More specifically, resolution No. 20686/2018 modifies article 72, paragraph 1-bis of the Issuers’ Regulation and integrates the schedule No. 2 of Attachment 3A to the Issuers’ Regulation, providing that the report of the Board of Directors preliminary to the resolution to increase capital by public offer below the threshold shall include in the following information:
“1. The updated estimate of the net working capital of the issuer or group (understood as the difference between current assets and current liabilities), determined without taking into account the proceeds or the effects (e.g. conversion of capital liabilities) arising from the transaction in question. The evaluation of the net working capital may refer to the last accounting report approved by the issuer; in this case, report a declaration, even with a negative formulation, on any significant changes that may have occurred subsequently;
2. an estimate of the net financial needs of the issuer or group, further in addition to the one related to the previous point 1, for the twelve months following the scheduled start of the offer, determined without taking into account the income or effects from the aforementioned operation;
3. a description of the methods of financing the total financial needs referred to in the above-mentioned points 1 and 2. In particular, directors’ considerations must be provided regarding the adequacy of the net cash proceeds deriving from the offer in question with respect to the aforementioned total financial requirement of the issuer or group.

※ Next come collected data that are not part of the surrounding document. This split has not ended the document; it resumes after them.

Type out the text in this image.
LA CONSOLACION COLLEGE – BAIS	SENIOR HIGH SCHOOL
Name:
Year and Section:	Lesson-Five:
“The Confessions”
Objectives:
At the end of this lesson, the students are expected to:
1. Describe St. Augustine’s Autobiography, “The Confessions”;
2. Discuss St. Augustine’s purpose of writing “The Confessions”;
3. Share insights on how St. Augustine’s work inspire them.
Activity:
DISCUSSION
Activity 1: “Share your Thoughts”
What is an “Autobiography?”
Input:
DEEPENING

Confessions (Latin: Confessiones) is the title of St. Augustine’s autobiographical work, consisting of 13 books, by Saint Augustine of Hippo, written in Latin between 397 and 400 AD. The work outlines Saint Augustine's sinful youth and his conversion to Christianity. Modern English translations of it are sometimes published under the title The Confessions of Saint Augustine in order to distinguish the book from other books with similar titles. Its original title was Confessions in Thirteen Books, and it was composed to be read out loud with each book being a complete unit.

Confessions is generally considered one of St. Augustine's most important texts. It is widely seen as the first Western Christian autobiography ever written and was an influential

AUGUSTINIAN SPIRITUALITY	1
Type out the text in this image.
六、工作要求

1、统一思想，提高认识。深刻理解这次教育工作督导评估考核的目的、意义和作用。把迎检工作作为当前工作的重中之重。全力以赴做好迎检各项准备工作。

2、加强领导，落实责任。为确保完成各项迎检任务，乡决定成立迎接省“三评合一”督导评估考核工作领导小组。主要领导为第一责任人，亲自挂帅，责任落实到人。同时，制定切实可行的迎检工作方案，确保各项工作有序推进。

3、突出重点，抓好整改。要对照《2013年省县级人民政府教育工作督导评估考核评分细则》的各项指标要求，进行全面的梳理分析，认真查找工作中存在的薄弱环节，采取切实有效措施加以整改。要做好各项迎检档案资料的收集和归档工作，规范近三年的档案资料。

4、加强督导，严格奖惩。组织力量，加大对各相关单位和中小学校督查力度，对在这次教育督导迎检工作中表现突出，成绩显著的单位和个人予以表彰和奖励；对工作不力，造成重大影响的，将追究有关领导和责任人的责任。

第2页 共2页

If the resources deriving from the offer are lower than the total current financial needs of the group, the description of the additional measures envisaged / put in place to deal with the short-term commitments of the issuer or group must be provided;
4. the destinations, as far as possible in order of priority, of the proceeds of the transaction in addition to that used to cover the aforementioned current financial requirement. ”
In cases where the operations are resolved by bodies other than the shareholders’ meeting, it is established that information is also provided in a price sensitive press releases published as a result of the resolutions of the relative body.
These disclosure obligations will apply to issuers listed on an Italian regulated market for which Consob is the authority of the home MS pursuant to the Prospectus Regulation.

 

(III) Impact of changes to the takeover bid framework
Raising the threshold for exemption from the obligation to publish a prospectus for offers to the public of financial products is also relevant to the definition of “public purchase or exchange offer” and to the consequent applicability of the related regulations contained in the CFA.
The recall operated by article 1, paragraph 1, letter v) of the CFA to the regulatory provisions on the prospectus will entail full symmetry between the new threshold for exemption from the offer prospectus and the threshold that determines the application of the regulations regarding takeover bids or voluntary exchange.
It remains established that the regulation on mandatory bids is in any case applied also with reference to transactions with a lower value than the aforementioned amounts, also considering that the EU Directive no. 2004/25/CE (“Takeover Directive“) does not provide for exemptions for thresholds.

 

(IV) Entry into force
The amendments entry into force from the day following the publication in the Official Journal of the resolution No. 20686/2018. It is specified that to date the resolution No. 20686/2018 has not yet been published in the Official Journal.